14. Sarah (Whitfield) Shields--Edwin H. Fay's mother-in-law. Close relation of Governor James Whitfield of Mississippi.
   
15. "Bud"--John Shields, brother of Sarah Shields Fay. He was sixteen in 1864; Fay tried unsuccessfully to get the Engineer Bureau of the Trans-Mississippi Department to employ John Shields as his helper; Bud did accompany Fay on one of his trips, but in what status is unknwon; after the war John Shields became a prominent lawyer in Greenville, Mississippi.
   
16. Lou--Lucy Shields, younger sister of Sarah Shields Fay. Was about seventeen and a student in a girls' school at Columbia, Tennessee when the war began; lived with her parents in Minden during the war; married Joseph Holmes, a Confederate soldier from Mississipppi.
   
17. Dr.

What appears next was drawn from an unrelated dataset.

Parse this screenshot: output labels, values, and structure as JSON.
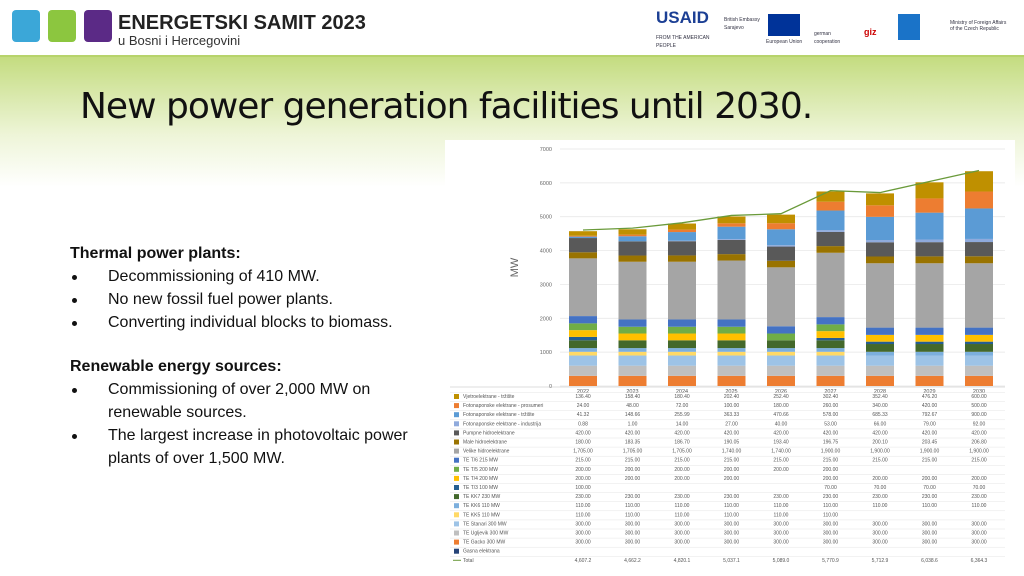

Bright--J. E. Bright, D.D. President of the Minden Female College, 1862-1871.
   
18. Captain and Mrs. Wimberly--F. D. Wimberly and wife, of Minden. Neighbors and friends of the Shields and Fays; Wimberly was the first captain of the Minden Rangers, bu returned home in June, 1862, after the company was reorganized.
   
19. Dr. Patillo--W. C. Patillo, a Minden Physician. First lieutenant of the Mnnden Rangers until the company's reorganization; retuned home in June, 1862.
   
20. Rich--Slave and body servant of Edwin H. Fay. Apparently ran away to the Yankees in 1863 or 1864.
   
21. Cynthia, Henry, Lizzie, Laura, Gus--Household servants owned or hired by the Shields or the Fays in Minden during the war.